Although we believe that our expectations with respect to forward-looking statements are based upon reasonable assumptions within the bounds of our existing knowledge of our business and operations, there can be no assurance that our actual results will not differ materially from any projected future results expressed or implied by such forward-looking statements. Additional factors that could cause results to differ materially from those described above can be found in our most recent annual report on Form 10-K and other documents subsequently filed by us with the Securities Exchange Commission.

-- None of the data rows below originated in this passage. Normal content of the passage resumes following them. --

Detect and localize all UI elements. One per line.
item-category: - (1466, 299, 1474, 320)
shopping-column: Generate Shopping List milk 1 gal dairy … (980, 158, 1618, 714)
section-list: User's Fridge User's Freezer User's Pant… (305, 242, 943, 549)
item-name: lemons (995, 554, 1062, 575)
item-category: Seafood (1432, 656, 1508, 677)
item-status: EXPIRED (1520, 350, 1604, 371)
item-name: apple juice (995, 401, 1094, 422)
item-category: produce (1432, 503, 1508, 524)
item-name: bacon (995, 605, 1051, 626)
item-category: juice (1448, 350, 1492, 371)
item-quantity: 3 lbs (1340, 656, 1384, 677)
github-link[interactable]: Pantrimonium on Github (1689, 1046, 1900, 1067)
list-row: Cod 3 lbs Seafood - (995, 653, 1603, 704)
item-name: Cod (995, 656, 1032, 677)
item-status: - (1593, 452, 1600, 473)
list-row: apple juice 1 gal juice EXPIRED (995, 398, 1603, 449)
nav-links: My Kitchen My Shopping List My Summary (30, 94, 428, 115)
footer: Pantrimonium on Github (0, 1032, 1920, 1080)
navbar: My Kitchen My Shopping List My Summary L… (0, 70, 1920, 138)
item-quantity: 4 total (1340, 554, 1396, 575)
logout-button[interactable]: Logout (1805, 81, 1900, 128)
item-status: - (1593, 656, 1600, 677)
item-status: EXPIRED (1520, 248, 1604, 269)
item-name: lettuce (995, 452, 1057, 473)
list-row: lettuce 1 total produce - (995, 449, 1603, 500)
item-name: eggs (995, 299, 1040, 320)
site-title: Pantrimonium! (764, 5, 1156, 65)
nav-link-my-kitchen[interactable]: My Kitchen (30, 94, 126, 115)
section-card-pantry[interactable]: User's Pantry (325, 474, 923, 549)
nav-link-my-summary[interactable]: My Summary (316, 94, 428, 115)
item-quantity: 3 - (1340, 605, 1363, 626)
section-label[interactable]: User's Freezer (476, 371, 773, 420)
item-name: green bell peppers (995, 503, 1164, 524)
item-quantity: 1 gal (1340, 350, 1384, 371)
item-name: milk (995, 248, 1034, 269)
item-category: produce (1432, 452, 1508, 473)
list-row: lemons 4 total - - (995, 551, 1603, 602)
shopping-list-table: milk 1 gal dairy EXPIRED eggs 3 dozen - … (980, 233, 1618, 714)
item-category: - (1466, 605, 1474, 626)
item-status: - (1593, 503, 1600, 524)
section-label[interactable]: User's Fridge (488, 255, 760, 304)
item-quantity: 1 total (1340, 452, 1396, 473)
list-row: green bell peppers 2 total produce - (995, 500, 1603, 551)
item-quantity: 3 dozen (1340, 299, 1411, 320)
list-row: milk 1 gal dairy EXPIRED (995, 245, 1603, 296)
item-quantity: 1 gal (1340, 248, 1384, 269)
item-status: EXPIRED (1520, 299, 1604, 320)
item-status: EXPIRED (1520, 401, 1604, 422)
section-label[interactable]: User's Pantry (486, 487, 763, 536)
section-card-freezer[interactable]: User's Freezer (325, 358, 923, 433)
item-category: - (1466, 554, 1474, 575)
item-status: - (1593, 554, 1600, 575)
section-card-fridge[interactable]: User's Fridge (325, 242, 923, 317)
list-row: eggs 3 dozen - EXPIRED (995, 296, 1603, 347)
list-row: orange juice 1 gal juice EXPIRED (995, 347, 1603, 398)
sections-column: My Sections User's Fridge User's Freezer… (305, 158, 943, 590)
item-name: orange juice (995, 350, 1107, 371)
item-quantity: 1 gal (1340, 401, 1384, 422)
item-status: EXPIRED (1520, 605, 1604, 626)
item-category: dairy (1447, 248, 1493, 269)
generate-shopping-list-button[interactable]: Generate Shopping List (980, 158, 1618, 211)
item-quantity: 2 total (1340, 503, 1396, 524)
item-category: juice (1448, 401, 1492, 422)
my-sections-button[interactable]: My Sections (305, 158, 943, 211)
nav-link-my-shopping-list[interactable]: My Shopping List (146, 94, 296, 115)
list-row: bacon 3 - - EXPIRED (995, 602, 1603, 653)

Investors are cautioned not to rely too heavily on any such forward-looking statements. Forward-looking statements speak only as of the date they are made and we undertake no obligation to update or clarify these forward-looking statements, whether as a result of new information, future events or otherwise, except to the extent required by applicable law.

Beth Shivak, Senior Vice President and Director of Corporate Communications

Beth.Shivak@atlanticunionbank.com, 804.327.5746

Bill Cimino, Senior Vice President and Director of Investor Relations

Bill.Cimino@atlanticunionbank.com, 804.448.0937

Source: Atlantic Union Bankshares Corporation

FAQ

What is the value of Atlantic Union's acquisition of Sandy Spring Bancorp?

The acquisition is valued at approximately $1.3 billion, based on Atlantic Union's closing stock price of $31.14 on March 31, 2025.

What is the share conversion ratio in the Atlantic Union-Sandy Spring merger?

Each share of Sandy Spring common stock was converted into 0.900 shares of Atlantic Union common stock, with cash paid for fractional shares.

What are the combined assets of Atlantic Union after the Sandy Spring merger?

Post-merger, Atlantic Union has $38.7 billion in total assets, $32.1 billion in deposits, and $30.0 billion in loans held for investment.

How does the Sandy Spring merger impact Atlantic Union's market position?

The merger creates the largest regional banking franchise in the lower Mid-Atlantic, combining the top regional banks in Virginia and Maryland.